Mario Landerman

Lundi 24 janvier 2011

par Mario Landerman

Livres

Mangames

Mangames : le début anglophone des Chroniques du Village


Denis-Martin Chabot.  Ce nom évoque autant de choses chez les gais que les hétérosexuels.  Pour les uns, il est un exemple de la qualité du journalisme de Radio-Canada, partagée avec plusieurs de ses confrères et consœurs de la même société.  Pour les autres, il est aussi connu en tant que prolifique écrivain gai, auteur des très connues Chroniques du Village


Quatre tomes parus à ce jour, où on suit les tribulations de plusieurs gais et lesbiennes dans leur cheminement professionnel et amoureux.  Manigances, Pénitence, Innocence, et le dernier-né, Accointances, connaissances et mouvances, forment un ensemble des plus intéressants et diversifiés, à l’image du Village.


ZoneCulture a apprécié ce dernier ouvrage, dont vous trouverez la critique ici.


L’auteur s’attaque maintenant au marché anglophone, avec la traduction du premier tome de la série, rebaptisée, english-oblige, Mangames.  Publié originalement en français à compte d’auteur en 2003, Manigances a remporté en 2005 le prix littéraire Gros Sel de la Belgique, une première pour Denis-Martin Chabot.


Dans cette nouvelle, on trouvera quelques-uns des personnages qui peupleront les romans français subséquents.  Une histoire d’amour tourmentée entre deux hommes, Marc St-Jean et Pierre Couture, qui s’affronteront autant sur le plan émotif que professionnel, constitue l’intrigue principale.  En toile de fond, un jeune village gai établi là où on le retrouve aujourd’hui, après l’exode du centre-ville, et particulièrement le disco-bar Mangames, lieu de toutes les passions et de tous les excès.  D’autres personnages viennent se greffer à ce noyau, comme Roger Marchand, venu d’un endroit rural pour vivre sa vie sans contraintes, ni préjugés.  Jean Ainsley, fils gai d’un magnat de l’industrie, qui verra sa vie terminer tragiquement.  Et un mystérieux prédateur sexuel, qui se fait appeler Julien, aux pratiques débridées et dangereuses.  Ce dernier affectera la vie de plusieurs des autres personnages.


Et, assombrissant le ciel du village de nuages de plus en plus sombres, le SIDA ce fléau qui décime la population homosexuelle.
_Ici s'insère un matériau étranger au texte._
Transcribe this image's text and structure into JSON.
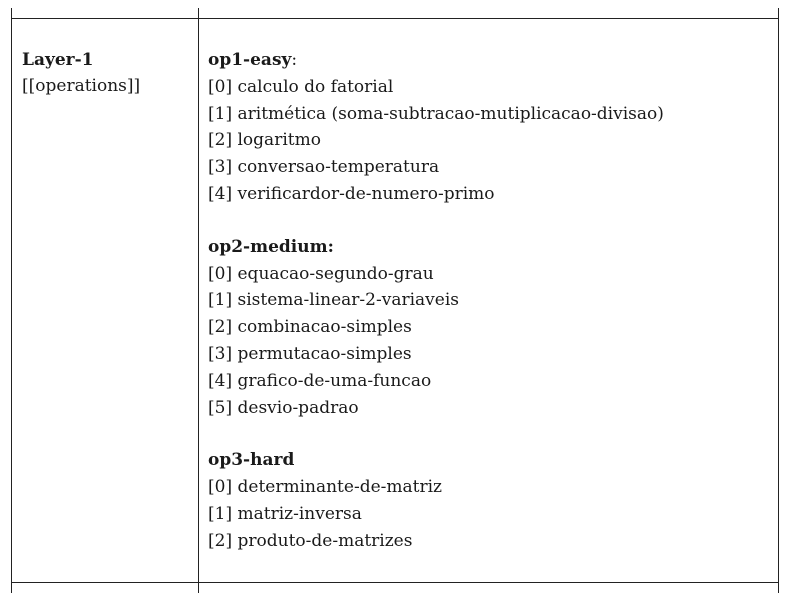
{
  "left": {
    "title": "Layer-1",
    "subtitle": "[[operations]]"
  },
  "groups": [
    {
      "name": "op1-easy",
      "suffix": ":",
      "items": [
        {
          "index": "[0]",
          "label": "calculo do fatorial"
        },
        {
          "index": "[1]",
          "label": "aritmética (soma-subtracao-mutiplicacao-divisao)"
        },
        {
          "index": "[2]",
          "label": "logaritmo"
        },
        {
          "index": "[3]",
          "label": "conversao-temperatura"
        },
        {
          "index": "[4]",
          "label": "verificardor-de-numero-primo"
        }
      ]
    },
    {
      "name": "op2-medium:",
      "suffix": "",
      "items": [
        {
          "index": "[0]",
          "label": "equacao-segundo-grau"
        },
        {
          "index": "[1]",
          "label": "sistema-linear-2-variaveis"
        },
        {
          "index": "[2]",
          "label": "combinacao-simples"
        },
        {
          "index": "[3]",
          "label": "permutacao-simples"
        },
        {
          "index": "[4]",
          "label": "grafico-de-uma-funcao"
        },
        {
          "index": "[5]",
          "label": "desvio-padrao"
        }
      ]
    },
    {
      "name": "op3-hard",
      "suffix": "",
      "items": [
        {
          "index": "[0]",
          "label": "determinante-de-matriz"
        },
        {
          "index": "[1]",
          "label": "matriz-inversa"
        },
        {
          "index": "[2]",
          "label": "produto-de-matrizes"
        }
      ]
    }
  ]
}
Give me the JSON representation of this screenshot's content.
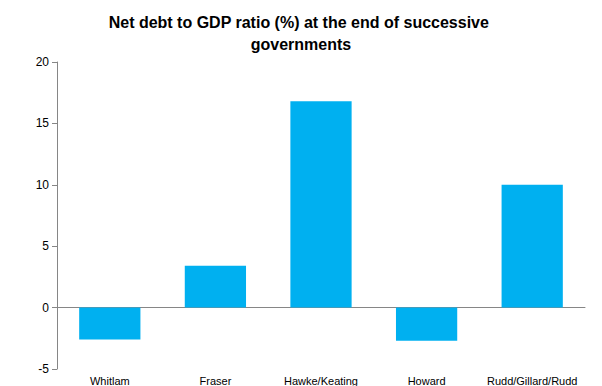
{
  "chart_data": {
    "type": "bar",
    "title": "Net debt to GDP ratio (%) at the end of successive governments",
    "categories": [
      "Whitlam",
      "Fraser",
      "Hawke/Keating",
      "Howard",
      "Rudd/Gillard/Rudd"
    ],
    "values": [
      -2.6,
      3.4,
      16.8,
      -2.7,
      10.0
    ],
    "color": "#00b0f0",
    "ylim": [
      -5,
      20
    ],
    "yticks": [
      -5,
      0,
      5,
      10,
      15,
      20
    ],
    "grid": false
  }
}
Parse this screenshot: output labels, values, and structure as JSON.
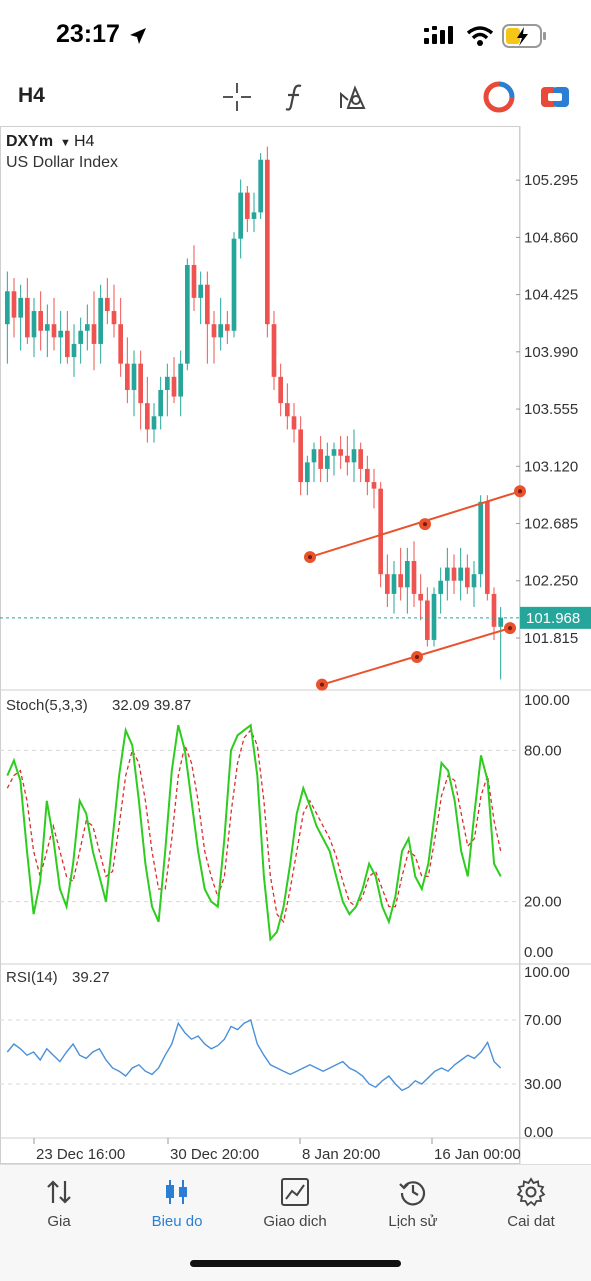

On en fait rarement mention par son nom.  Mais la puissance d’évocation de Denis-Martin Chabot rend cette maladie omniprésente.  J’en veux comme preuve ce passage des plus évocateurs :


However, the imminent orgasm saps all his clearness of mind, Pierre forgets to put on a condom.  He hates them.  They interrupt the moment, he says, and often make him lose his erection.  He never wears them when he penetrates, and today is no exception.  And when he gets penetrated, he chooses his partners carefully, only those who look healthy.  So he is convinced that he has nothing to fear.”


“Saint-Marc, please protect me!


Donc, aucun propos alarmiste sur le SIDA, sauf pour qui sait lire entre les lignes.  On devine aisément que le jeu favori de Pierre est la roulette russe!


On y retrouve aussi l’intolérance policière, alors que les descentes dans les bars du village étaient monnaie courante, ainsi que le mépris véhiculé par les forces de l’ordre envers la communauté.  Un dédain tel que la police allait jusqu’à bâcler des enquêtes au criminel, lorsqu’il s’agissait d’affaires exclusivement gaies. La profession de journaliste de l'auteur lui permettant d'insérer ça et là des situations au bord de la véracité, on se retrouve devant un mélange de lieux et faits réels, ou presque, ce qui augmente l'intérêt du lecteur.


L’ouvrage est découpé en tranches de vie, chacune portant une date et un lieu se rapportant à l’un des personnages principaux.  Des vies en parallèle, de l’enfance à l’âge adulte, avec des parents et amis parfois compréhensifs, mais le plus souvent non.  Le tout forme un ensemble laissant voir les prémices des futurs romans de la série.


Légère ombre au tableau, la traduction d’Éric L. Ross laisse parfois à désirer.  Mais comme ces erreurs de traduction sont très peu nombreuses, une édition subséquente corrigera sans aucun doute cela.

 

Denis-Martin Chabot
Denis-Martin Chabot et son dernier-né, lors du lancement au Drugstore à Montréal

 

Pour tous les gais qui veulent de la littérature à leur image, tout en demeurant intelligente, les romans de Denis-Martin Chabot sont à découvrir, ou à relire.  Et, nul doute qu’avec l’étendue qu’offre le marché anglophone, un public plus large se délectera des péripéties de Marc, Pierre, Roger et les autres…

 

 

Mangames, Denis-Martin Chabot, Éditions Starbooks, 2010, 214 p.